PAGE 25
North Devon
by
‘The distinctive feature of the scene is, in my eyes, the daring juxtaposition of large simple masses of positive colour. There are none of the misty enamelled tones of Lynmouth, or the luscious richness of Clovelly. The forms are so simple and severe, that they would be absolutely meagre, were it not for the rich colouring with which Nature has so lovingly made up for the absence of all softness, all picturesque outline. One does not regret or even feel the want of trees here, while the eye ranges down from that dappled cloud- world above, over that sheet of purple heather, those dells bedded with dark green fern, of a depth and richness of hue which I never saw before–over those bright grey granite rocks, spangled with black glittering mica and golden lichens, to rest at last on that sea below, which streams past the island in a swift roaring torrent of tide.’

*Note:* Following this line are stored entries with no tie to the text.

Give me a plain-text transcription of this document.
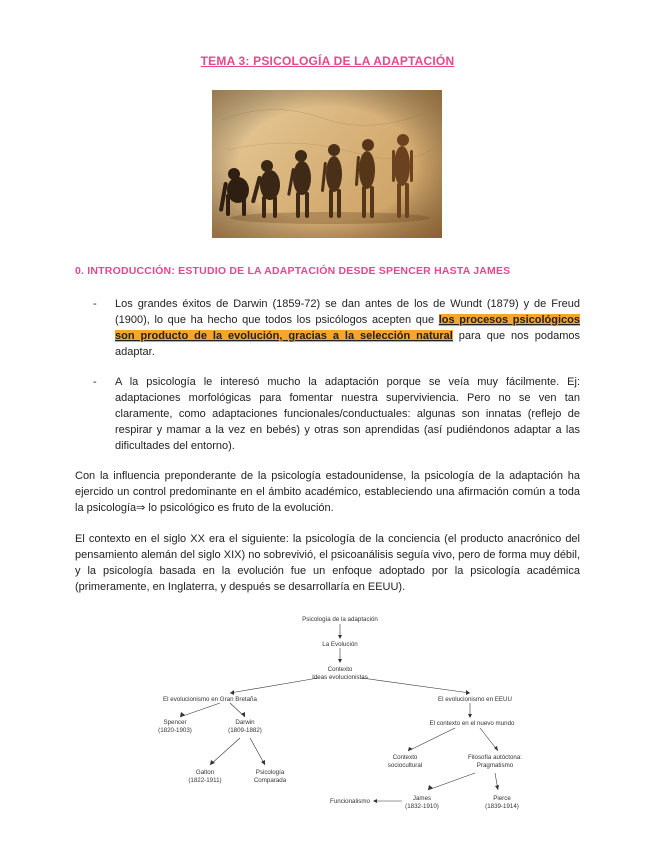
TEMA 3: PSICOLOGÍA DE LA ADAPTACIÓN
0. INTRODUCCIÓN: ESTUDIO DE LA ADAPTACIÓN DESDE SPENCER HASTA JAMES
- Los grandes éxitos de Darwin (1859-72) se dan antes de los de Wundt (1879) y de Freud (1900), lo que ha hecho que todos los psicólogos acepten que los procesos psicológicos son producto de la evolución, gracias a la selección natural para que nos podamos adaptar.
- A la psicología le interesó mucho la adaptación porque se veía muy fácilmente. Ej: adaptaciones morfológicas para fomentar nuestra superviviencia. Pero no se ven tan claramente, como adaptaciones funcionales/conductuales: algunas son innatas (reflejo de respirar y mamar a la vez en bebés) y otras son aprendidas (así pudiéndonos adaptar a las dificultades del entorno).
Con la influencia preponderante de la psicología estadounidense, la psicología de la adaptación ha ejercido un control predominante en el ámbito académico, estableciendo una afirmación común a toda la psicología⇒ lo psicológico es fruto de la evolución.
El contexto en el siglo XX era el siguiente: la psicología de la conciencia (el producto anacrónico del pensamiento alemán del siglo XIX) no sobrevivió, el psicoanálisis seguía vivo, pero de forma muy débil, y la psicología basada en la evolución fue un enfoque adoptado por la psicología académica (primeramente, en Inglaterra, y después se desarrollaría en EEUU).
Psicología de la adaptación
La Evolución
Contexto
Ideas evolucionistas
El evolucionismo en Gran Bretaña	El evolucionismo en EEUU
Spencer
(1820-1903)
Darwin
(1809-1882)
Galton
(1822-1911)
Psicología
Comparada
El contexto en el nuevo mundo
Contexto
sociocultural
Filosofía autóctona:
Pragmatismo
Funcionalismo	James
(1832-1910)
Pierce
(1839-1914)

‘Sea, Claude? say, ocean. This is real Atlantic blue here beneath us. No more Severn mud, no more grass-green bay-water, but real ocean sapphire–dark, deep, intense, Homeric purple, it spreads away, away, there before us, without a break or islet, to the shores of America. You are sitting on one of the last points of Europe; and therefore all things round you are stern and strange with a barbaric pomp, such as befits the boundary of a world.’
‘Ay, the very form of the cliffs shows them to be the breakwaters of a continent. No more fantastic curves and bands of slate, such as harmonize so well with the fairyland which we left this morning; the cliffs, with their horizontal rows of cubical blocks, seem built up by Cyclopean hands.’
‘Yet how symbolic is the difference between them and that equally Cyclopic masonry of the Exmoor coast. There every fracture is fresh, sharp-edged, crystalline; the worn-out useless hills are dropping to pieces with their own weight. Here each cube is delicately rounded off at the edges, every crack worn out into a sinuous furrow, like the scars of an everlasting warfare with the winds and waves.’
‘Does it not raise strange longings in you,’ said Claude, ‘to gaze out yonder over the infinite calm, and then to remember that beyond it lies America!–the new world; the future world; the great Titan- baby, who will be teeming with new Athens and Londons, with new Bacons and Shakspeares, Newtons and Goethes, when this old worn-out island will be–what? Oh! when I look out here, like a bird from its cage, a captive from his dungeon, and remember what lies behind me, to what I must return to-morrow–the over-peopled Babylon of misery and misrule, puffery and covetousness–and there before me great countries untilled, uncivilized, unchristianized, crying aloud for man to come and be man indeed, and replenish the earth and subdue it. “Oh that I had wings as a dove, then would I flee away and be at rest!” Here, lead me away; my body is growing as dizzy as my mind. I feel coming over me that horrible longing of which I have heard, to leap out into empty space. How the blank air whispers, “Be free!” How the broad sea smiles, and calls, with its ten thousand waves, “Be free!”–As I live, if you do not take me away I shall throw myself over the cliff.’
I did take him away, for I knew the sensation and its danger well. It has nothing to do with physical giddiness. Those who are cliff- bred, and who never were giddy for an instant in their lives, have often felt themselves impelled to leap from masts, and tree-tops, and cliffs; and nothing but the most violent effort of will could break the fascination. I cannot but think, by the bye, that many a puzzling suicide might be traced to this same emotion acting on a weak and morbid brain.